John Keats

by Amy Lowell. Boston and New York: Houghton Mifflin Company. 1925. Two volumes. Large 8vo. Illustrated. xx+1303 pp. $12.50.
MISS AMY LOWELL’S long-awaited study of John Keats is published at last in two stout and sumptuous volumes. It is a remarkable and in some respects a unique feat of literary biography. Her aim has been to utilize the rich material acquired by herself and other American collectors, and to incorporate it in a new life of the poet. She disclaims any intention of supplanting existing biographies, but her patience and luck as a collector have been so singular, and her zeal for her subject so untiring, that no future critic or biographer of Keats can possibly dispense with her achievement .
Bart of the extraordinary interest of her book is due, no doubt, to the inherent fascination of the subject. Part of it is due to her endeavor to explain Keats in the light of what she calls the ‘mental impulse’ of the present century. She is perfectly sincere in believing that ‘students of modern psychology’ and of the ‘subconscious brain’ can understand Keats better than the nineteenth century could understand him. ‘Sexual psychology was not. in the least understood a century ago’ — a dictum, by the way, which would amuse Byron and Stendhal.

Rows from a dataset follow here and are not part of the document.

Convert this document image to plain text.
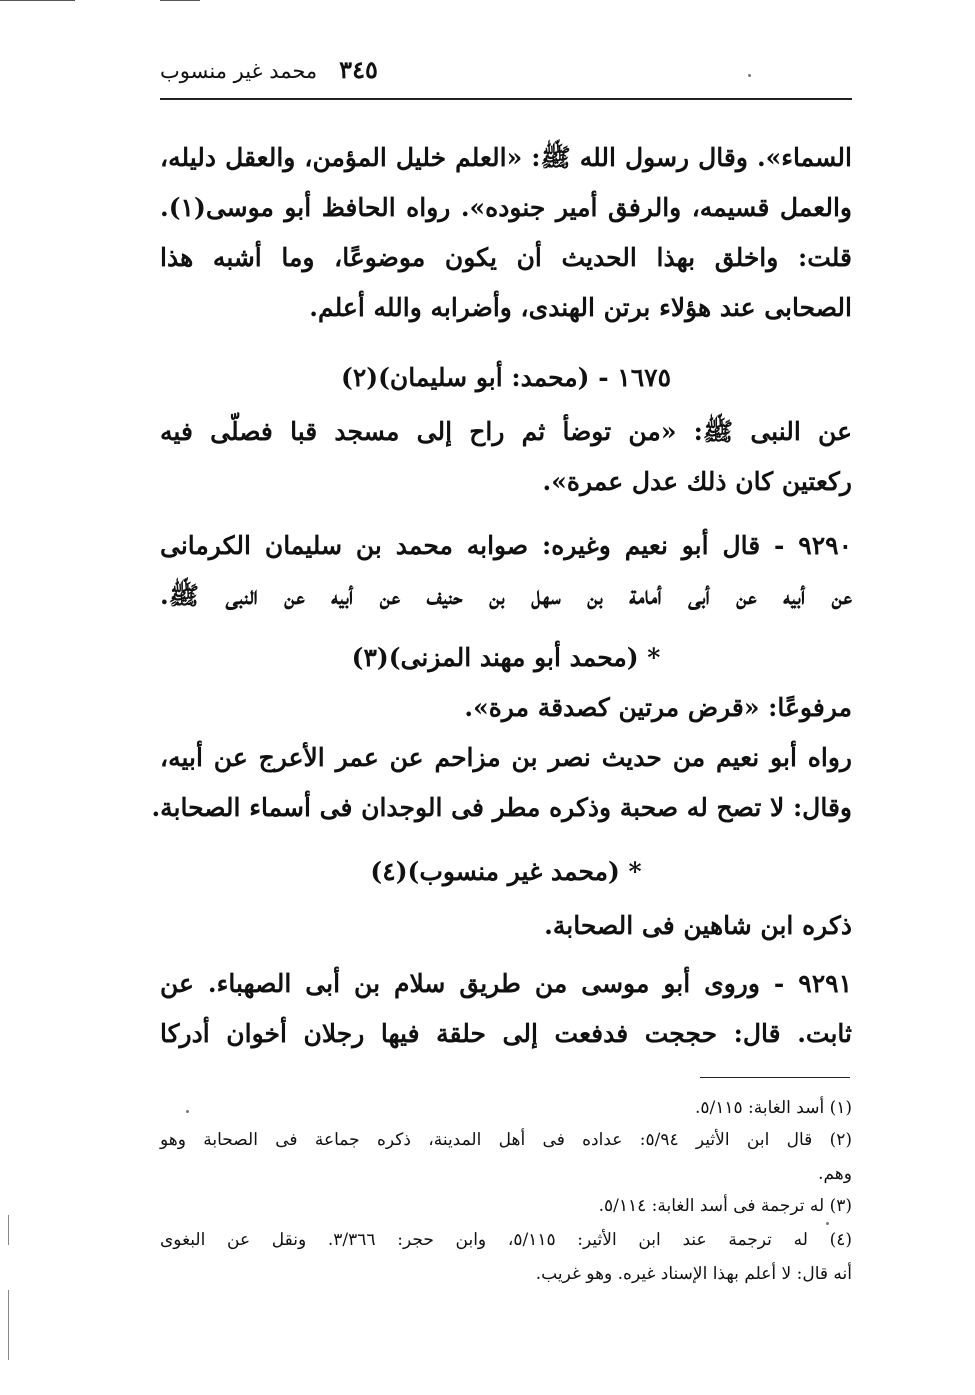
محمد غير منسوب ٣٤٥
السماء». وقال رسول الله ﷺ: «العلم خليل المؤمن، والعقل دليله،
والعمل قسيمه، والرفق أمير جنوده». رواه الحافظ أبو موسى(١).
قلت: واخلق بهذا الحديث أن يكون موضوعًا، وما أشبه هذا
الصحابى عند هؤلاء برتن الهندى، وأضرابه والله أعلم.
١٦٧٥ - (محمد: أبو سليمان)(٢)
عن النبى ﷺ: «من توضأ ثم راح إلى مسجد قبا فصلّى فيه
ركعتين كان ذلك عدل عمرة».
٩٢٩٠ - قال أبو نعيم وغيره: صوابه محمد بن سليمان الكرمانى
عن أبيه عن أبى أمامة بن سهل بن حنيف عن أبيه عن النبى ﷺ.
* (محمد أبو مهند المزنى)(٣)
مرفوعًا: «قرض مرتين كصدقة مرة».
رواه أبو نعيم من حديث نصر بن مزاحم عن عمر الأعرج عن أبيه،
وقال: لا تصح له صحبة وذكره مطر فى الوجدان فى أسماء الصحابة.
* (محمد غير منسوب)(٤)
ذكره ابن شاهين فى الصحابة.
٩٢٩١ - وروى أبو موسى من طريق سلام بن أبى الصهباء. عن
ثابت. قال: حججت فدفعت إلى حلقة فيها رجلان أخوان أدركا
(١) أسد الغابة: ٥/١١٥.
(٢) قال ابن الأثير ٥/٩٤: عداده فى أهل المدينة، ذكره جماعة فى الصحابة وهو
وهم.
(٣) له ترجمة فى أسد الغابة: ٥/١١٤.
(٤) له ترجمة عند ابن الأثير: ٥/١١٥، وابن حجر: ٣/٣٦٦. ونقل عن البغوى
أنه قال: لا أعلم بهذا الإسناد غيره. وهو غريب.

A far more important element in the success of the book is I the robust good sense and womanly sympathy with which the daily life of Keats and his friends is presented, with a detail never before attempted. Sir Sidney Colvin is a more expert master of biographical prose, as Oliver Elton is of critical prose, but neither of these students of Keats has succeeded like Miss Lowell in giving the reader the sense of everyday contact with the actual poet. In picturing his friends, she is uncommonly fortunate with Haydon, Brown, and Severn. Her Leigh Hunt seems less vivid, perhaps because one remembers the incomparable portraits of Hunt by Carlyle. The story of Severn and Keats during the tragic final weeks in Rome is told with a realism that makes it almost unbearably poignant. But Miss Lowell’s greatest triumph in interpretation of character is with Fanny Brawne. She says modestly that her discovery of hitherto unknown letters by this young woman makes Hiss Brawne ‘for the first time plausible.’ It is more than that. For the first, time Fanny Brawne really lives upon the printed page, and this fact alone would justify a new biography of her lover.

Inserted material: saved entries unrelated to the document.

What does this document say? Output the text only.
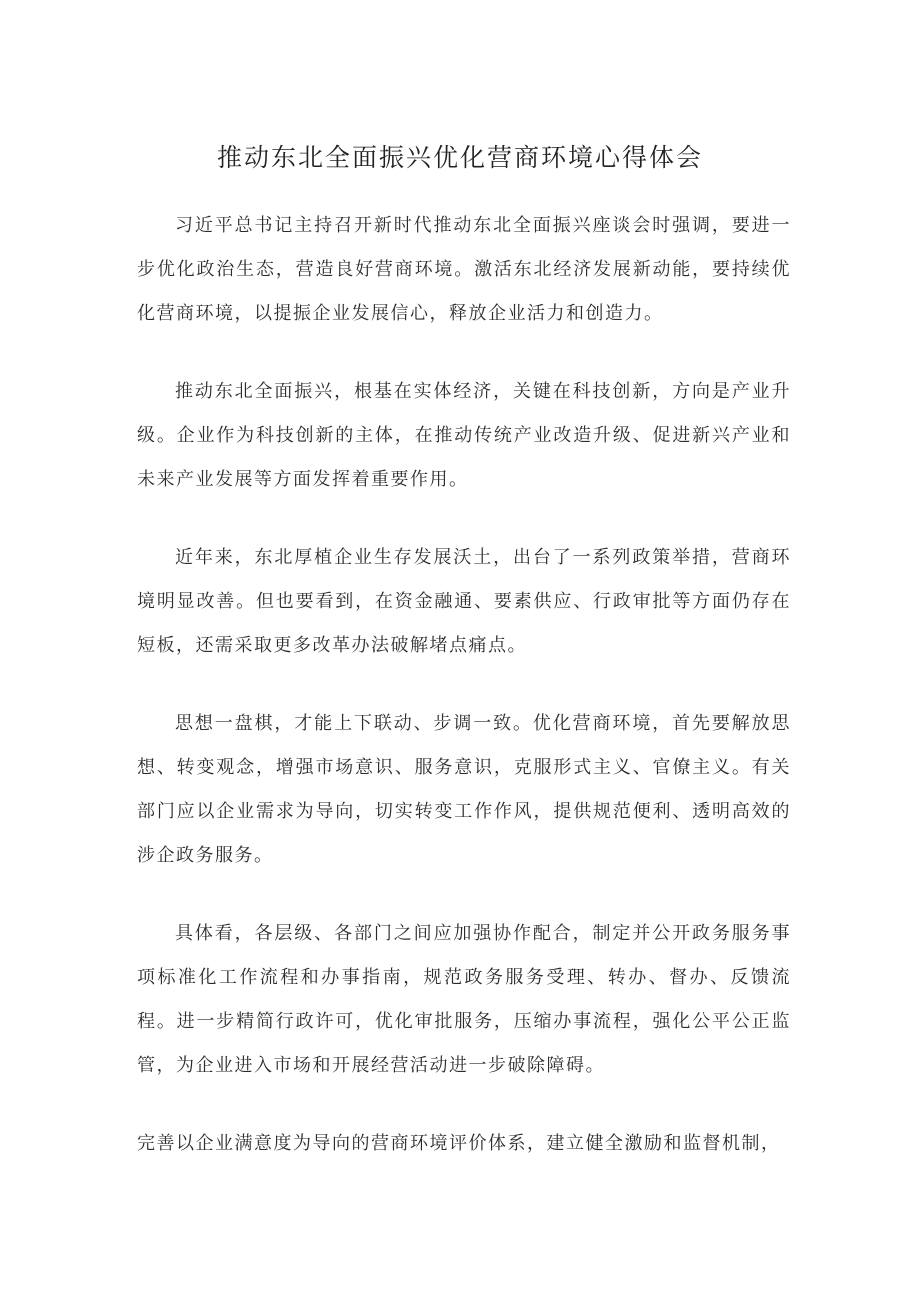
推动东北全面振兴优化营商环境心得体会

习近平总书记主持召开新时代推动东北全面振兴座谈会时强调，要进一步优化政治生态，营造良好营商环境。激活东北经济发展新动能，要持续优化营商环境，以提振企业发展信心，释放企业活力和创造力。

推动东北全面振兴，根基在实体经济，关键在科技创新，方向是产业升级。企业作为科技创新的主体，在推动传统产业改造升级、促进新兴产业和未来产业发展等方面发挥着重要作用。

近年来，东北厚植企业生存发展沃土，出台了一系列政策举措，营商环境明显改善。但也要看到，在资金融通、要素供应、行政审批等方面仍存在短板，还需采取更多改革办法破解堵点痛点。

思想一盘棋，才能上下联动、步调一致。优化营商环境，首先要解放思想、转变观念，增强市场意识、服务意识，克服形式主义、官僚主义。有关部门应以企业需求为导向，切实转变工作作风，提供规范便利、透明高效的涉企政务服务。

具体看，各层级、各部门之间应加强协作配合，制定并公开政务服务事项标准化工作流程和办事指南，规范政务服务受理、转办、督办、反馈流程。进一步精简行政许可，优化审批服务，压缩办事流程，强化公平公正监管，为企业进入市场和开展经营活动进一步破除障碍。

完善以企业满意度为导向的营商环境评价体系，建立健全激励和监督机制，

It is impossible here to do more than indicate the nature of Miss Lowell’s contributions to the criticism of Keats’s poetry. Herself an accomplished poet, she brings to the interpretation of the great odes and sonnets the taste and insight of a fellow craftsman. Her knowledge of the art of China and Japan prompts some curiously interesting observations upon Keats’s visual and tactile imagery. Her long and learned chapter upon Endymion calls for more extended discussion than this brief notice will admit. Her investigation of the sources of Keats’s poems has been indefatigable, and the results will provoke the keenest interest among scholars. Of greater value for the general public, perhaps, will be the illustrations — reproduced from her own priceless collection and from many other hitherto inaccessible sources — of the variant readings of the Keats manuscripts and of his marginal annotations of some of his favorite books, notably Spenser. The bibliophile in Miss Lowell here combines most happily with the critic and biographer.
It is regrettable, of course, that all this wealth of illustrative material and this enthusiastic copiousness of narrative make the volumes too Costly for many of the young men and women who would learn most from them. But since Miss Lowell’s book is literally invaluable to lovers of Keats, they had better follow that poet’s own example and borrow money recklessly for this full ‘draught of vintage.’ It will be thirteen hundred pages of pleasure for less than a cent a page.